None of the three is sufficient alone. OWASP gives you the technical checklist; ATLAS gives you the adversary’s playbook; NIST gives you the language to talk about it across the organization.

Mapping to NIST 800-53

For organizations that have to answer to an Authorizing Official, here is a working mapping from the threat layers above to the relevant 800-53 control families. This is intentionally broad — most AI risks touch multiple families.

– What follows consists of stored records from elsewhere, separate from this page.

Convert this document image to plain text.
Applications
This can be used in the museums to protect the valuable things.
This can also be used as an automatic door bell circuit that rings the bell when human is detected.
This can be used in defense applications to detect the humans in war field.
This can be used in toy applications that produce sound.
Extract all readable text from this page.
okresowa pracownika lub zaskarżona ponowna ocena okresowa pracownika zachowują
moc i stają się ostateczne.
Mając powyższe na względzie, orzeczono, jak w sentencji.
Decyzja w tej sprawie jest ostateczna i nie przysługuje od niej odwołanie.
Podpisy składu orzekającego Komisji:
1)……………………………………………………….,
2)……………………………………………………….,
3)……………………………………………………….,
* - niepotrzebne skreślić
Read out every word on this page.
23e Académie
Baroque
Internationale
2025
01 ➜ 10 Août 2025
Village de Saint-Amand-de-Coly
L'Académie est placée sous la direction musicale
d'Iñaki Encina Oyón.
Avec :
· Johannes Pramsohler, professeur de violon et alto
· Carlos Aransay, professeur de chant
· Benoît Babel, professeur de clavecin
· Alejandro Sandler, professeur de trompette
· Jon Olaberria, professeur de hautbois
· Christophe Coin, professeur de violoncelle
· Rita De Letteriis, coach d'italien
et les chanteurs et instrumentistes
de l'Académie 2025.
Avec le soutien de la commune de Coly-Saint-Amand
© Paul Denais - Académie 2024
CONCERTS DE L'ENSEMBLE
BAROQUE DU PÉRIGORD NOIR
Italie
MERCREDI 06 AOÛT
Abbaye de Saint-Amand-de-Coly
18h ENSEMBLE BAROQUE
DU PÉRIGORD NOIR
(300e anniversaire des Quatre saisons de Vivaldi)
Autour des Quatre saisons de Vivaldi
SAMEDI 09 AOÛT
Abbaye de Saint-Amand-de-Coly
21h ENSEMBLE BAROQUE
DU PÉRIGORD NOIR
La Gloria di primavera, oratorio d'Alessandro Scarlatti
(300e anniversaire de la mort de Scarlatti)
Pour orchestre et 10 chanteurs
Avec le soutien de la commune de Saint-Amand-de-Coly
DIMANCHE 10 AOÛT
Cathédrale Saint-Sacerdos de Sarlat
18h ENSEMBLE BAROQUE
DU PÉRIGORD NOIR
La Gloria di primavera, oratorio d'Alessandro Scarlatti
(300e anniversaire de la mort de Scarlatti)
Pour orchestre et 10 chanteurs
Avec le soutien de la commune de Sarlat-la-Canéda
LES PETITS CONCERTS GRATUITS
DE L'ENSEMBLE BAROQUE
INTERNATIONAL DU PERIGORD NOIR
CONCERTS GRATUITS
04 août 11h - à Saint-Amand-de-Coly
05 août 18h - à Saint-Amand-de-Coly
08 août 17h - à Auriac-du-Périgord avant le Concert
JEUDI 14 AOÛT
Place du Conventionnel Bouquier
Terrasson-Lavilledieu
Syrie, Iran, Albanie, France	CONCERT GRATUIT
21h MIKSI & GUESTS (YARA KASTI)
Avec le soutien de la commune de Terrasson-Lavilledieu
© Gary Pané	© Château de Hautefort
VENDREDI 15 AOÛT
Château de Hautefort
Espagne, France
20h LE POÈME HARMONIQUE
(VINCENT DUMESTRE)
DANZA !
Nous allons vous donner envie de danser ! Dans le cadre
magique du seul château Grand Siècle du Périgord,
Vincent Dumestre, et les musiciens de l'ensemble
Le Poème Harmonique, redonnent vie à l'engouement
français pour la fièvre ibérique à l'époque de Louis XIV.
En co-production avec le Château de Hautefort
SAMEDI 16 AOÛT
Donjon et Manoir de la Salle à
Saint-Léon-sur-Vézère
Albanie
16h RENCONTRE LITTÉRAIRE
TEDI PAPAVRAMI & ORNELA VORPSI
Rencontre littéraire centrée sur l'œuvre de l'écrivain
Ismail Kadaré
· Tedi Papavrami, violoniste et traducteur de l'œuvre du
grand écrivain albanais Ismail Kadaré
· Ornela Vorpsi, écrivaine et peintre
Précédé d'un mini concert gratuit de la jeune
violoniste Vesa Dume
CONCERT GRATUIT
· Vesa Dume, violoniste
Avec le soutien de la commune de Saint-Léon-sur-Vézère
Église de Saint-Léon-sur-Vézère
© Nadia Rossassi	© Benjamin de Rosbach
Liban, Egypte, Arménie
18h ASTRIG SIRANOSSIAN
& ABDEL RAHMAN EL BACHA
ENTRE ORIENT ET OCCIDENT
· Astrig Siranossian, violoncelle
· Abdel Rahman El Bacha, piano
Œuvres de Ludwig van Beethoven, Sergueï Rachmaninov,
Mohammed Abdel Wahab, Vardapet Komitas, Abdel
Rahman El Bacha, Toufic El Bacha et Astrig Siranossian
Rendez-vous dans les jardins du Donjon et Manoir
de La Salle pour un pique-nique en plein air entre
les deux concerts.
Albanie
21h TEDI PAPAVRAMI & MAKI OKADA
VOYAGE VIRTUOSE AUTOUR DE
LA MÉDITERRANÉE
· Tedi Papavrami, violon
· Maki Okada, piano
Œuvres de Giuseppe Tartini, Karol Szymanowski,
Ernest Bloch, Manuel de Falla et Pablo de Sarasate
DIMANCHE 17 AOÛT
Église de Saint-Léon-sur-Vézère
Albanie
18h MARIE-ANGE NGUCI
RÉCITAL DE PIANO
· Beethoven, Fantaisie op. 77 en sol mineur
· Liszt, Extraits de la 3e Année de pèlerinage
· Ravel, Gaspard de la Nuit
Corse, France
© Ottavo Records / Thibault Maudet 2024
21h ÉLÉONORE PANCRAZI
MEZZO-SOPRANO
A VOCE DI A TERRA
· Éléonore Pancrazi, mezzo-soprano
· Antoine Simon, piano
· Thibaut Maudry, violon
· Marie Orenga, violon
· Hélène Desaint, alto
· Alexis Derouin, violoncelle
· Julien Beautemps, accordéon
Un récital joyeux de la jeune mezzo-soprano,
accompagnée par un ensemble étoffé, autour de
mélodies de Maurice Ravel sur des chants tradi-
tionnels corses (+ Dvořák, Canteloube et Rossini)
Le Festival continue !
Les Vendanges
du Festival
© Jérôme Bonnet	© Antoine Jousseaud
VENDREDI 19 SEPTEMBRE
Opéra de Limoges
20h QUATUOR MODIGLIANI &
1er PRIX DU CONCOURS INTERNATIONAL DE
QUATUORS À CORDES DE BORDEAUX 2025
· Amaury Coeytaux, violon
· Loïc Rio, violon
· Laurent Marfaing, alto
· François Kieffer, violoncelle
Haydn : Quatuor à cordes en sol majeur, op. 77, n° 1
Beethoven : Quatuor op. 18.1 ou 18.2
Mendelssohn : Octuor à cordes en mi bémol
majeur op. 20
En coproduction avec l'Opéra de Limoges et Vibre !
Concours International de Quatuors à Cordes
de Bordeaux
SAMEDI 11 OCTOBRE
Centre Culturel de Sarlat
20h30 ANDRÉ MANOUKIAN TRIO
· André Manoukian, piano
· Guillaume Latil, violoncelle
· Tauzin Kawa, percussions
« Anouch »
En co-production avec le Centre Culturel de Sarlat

Threat area Primary 800-53 families
Training-data poisoning, RAG poisoning SI-7, SR, CM-7
Direct and indirect prompt injection SI-3, SI-10, SC-7
Insecure output handling SI-10, SC-8, SA-11
RAG sensitive-data exposure AC-3, AC-4, AC-6
Resource exhaustion / cost DoS SC-5, AU-12
Agentic confused deputy AC-3, AC-4, AC-6
Tool-description injection SI-3, SI-7, SC-7
Long-horizon credential creep AC-2, IA-5, AU-12
Persistent memory contamination SI-7, SI-10, AU-12

If the system you are evaluating is going through RMF, this mapping is the conversation-starter for the SSP’s narrative on AI-specific controls. Several of these will require tailoring or supplemental controls; the existing baselines were not written with agentic systems in mind.

Where to start

If you are doing this for the first time, in roughly this order:

  1. Inventory every model your organization actually uses, including via SaaS tools. The shadow-AI inventory is almost always larger than the sanctioned one.
  2. Identify which of those models can take actions, write to memory, or read from authoritative data. Those are your agentic systems.
  3. For each agentic system, threat-model the three layers. The agent layer should not be the first one you skip just because it is newest.
  4. Apply OWASP LLM Top 10 as a developer checklist, ATLAS as a red-team scoping tool, and NIST AI RMF as the governance wrapper.
  5. Update your 800-53 control narratives to reflect what you actually found.

The remaining AI-security material on this site — the Artificial Intelligence hub, the Large Language Models page, the MCP security post, and the steady stream of incident commentary — fits inside this scaffolding. Use this page as the index, and follow whichever thread is closest to the system you are responsible for.

Threat modeling is not a one-time activity. The agentic layer in particular is moving fast enough that any threat list more than six months old is already partially obsolete. Plan for revisions.